La recherche entreprise par Josea Doussou Bodjrenou, de Nature Tropicale, a montré que la discussion sur l’expansion de la production d’agrodiesel était centrée sur l’exportation et la maximisation des profits. Il a été difficile d’obtenir des informations concrètes sur les plans de développement, sur les terres visées ou sur les accords avec des entreprises et des gouvernements étrangers, et les projets se poursuivent au milieu d’une absence presque totale de législation en la matière.

Le programme de relance de l’agriculture entraînera une expansion considérable du secteur de l’huile de palme, ainsi qu’une augmentation de la production de biodiesel à partir du jatropha et de l’arachide et de celle de bio-éthanol à partir de la canne à sucre, du manioc et d’autres cultures.

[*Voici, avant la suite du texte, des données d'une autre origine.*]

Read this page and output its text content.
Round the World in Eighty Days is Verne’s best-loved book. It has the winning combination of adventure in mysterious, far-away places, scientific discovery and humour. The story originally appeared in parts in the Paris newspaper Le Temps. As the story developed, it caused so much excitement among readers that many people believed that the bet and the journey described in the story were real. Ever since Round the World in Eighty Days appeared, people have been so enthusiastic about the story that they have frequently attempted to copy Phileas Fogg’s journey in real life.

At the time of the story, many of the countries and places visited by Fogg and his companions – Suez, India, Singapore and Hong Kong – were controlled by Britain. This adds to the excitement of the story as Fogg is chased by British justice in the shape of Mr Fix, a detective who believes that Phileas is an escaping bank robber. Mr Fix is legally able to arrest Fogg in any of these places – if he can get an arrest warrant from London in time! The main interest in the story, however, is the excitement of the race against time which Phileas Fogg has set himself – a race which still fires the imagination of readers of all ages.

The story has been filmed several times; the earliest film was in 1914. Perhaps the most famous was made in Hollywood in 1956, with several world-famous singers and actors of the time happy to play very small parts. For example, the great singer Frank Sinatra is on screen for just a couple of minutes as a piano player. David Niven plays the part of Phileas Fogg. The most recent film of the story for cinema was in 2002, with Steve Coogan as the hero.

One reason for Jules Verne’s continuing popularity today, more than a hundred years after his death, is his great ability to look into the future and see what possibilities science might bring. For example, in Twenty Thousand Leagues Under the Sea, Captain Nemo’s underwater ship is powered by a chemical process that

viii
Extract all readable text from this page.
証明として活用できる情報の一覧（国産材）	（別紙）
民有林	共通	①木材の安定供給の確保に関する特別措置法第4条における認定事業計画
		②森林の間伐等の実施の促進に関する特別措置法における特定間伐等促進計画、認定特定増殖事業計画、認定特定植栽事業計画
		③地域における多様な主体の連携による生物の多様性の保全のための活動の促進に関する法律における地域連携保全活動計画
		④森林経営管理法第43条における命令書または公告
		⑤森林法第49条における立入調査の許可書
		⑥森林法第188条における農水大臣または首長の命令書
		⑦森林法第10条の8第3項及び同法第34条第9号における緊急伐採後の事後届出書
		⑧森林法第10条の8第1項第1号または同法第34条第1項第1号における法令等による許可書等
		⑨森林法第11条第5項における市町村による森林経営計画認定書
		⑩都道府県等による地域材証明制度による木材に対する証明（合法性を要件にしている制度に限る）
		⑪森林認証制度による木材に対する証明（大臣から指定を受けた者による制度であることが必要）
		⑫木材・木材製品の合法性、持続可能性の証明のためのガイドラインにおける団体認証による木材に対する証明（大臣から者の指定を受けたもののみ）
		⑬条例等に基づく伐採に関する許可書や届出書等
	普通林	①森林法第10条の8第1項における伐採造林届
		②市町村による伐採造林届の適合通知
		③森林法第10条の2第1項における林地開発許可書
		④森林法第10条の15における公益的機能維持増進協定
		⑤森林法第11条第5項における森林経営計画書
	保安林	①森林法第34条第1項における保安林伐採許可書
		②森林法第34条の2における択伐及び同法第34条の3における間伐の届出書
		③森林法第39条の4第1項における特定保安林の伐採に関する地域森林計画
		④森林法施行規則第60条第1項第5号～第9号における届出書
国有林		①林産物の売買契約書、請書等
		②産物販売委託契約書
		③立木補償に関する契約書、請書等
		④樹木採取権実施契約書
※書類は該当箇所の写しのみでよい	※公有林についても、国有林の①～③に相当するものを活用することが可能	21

Le palmier à huile est originaire des zones humides d’Afrique occidentale. Il existe déjà un certain nombre de plantations de palmiers dans le Sud du Bénin, mais elles devraient servir de mise en garde contre une expansion future, en raison des complications et des difficultés rencontrées par les communautés au moment de vendre leurs produits. Les coopératives communautaires qui coordonnent les ventes de palmier avec le gouvernement ont toujours été hantées par la corruption et les conflits. Dans ces circonstances, des entreprises privées sont venues leur proposer de leur acheter l’huile, directement et à un prix plus élevé. Pourtant, quand les communautés ont accepté et ont commencé à leur vendre leurs produits, ces entreprises n’ont pas payé. Les coopératives se sont retrouvées dans l’embarras, mais sans bénéficier de la solidarité ni de l’aide du gouvernement.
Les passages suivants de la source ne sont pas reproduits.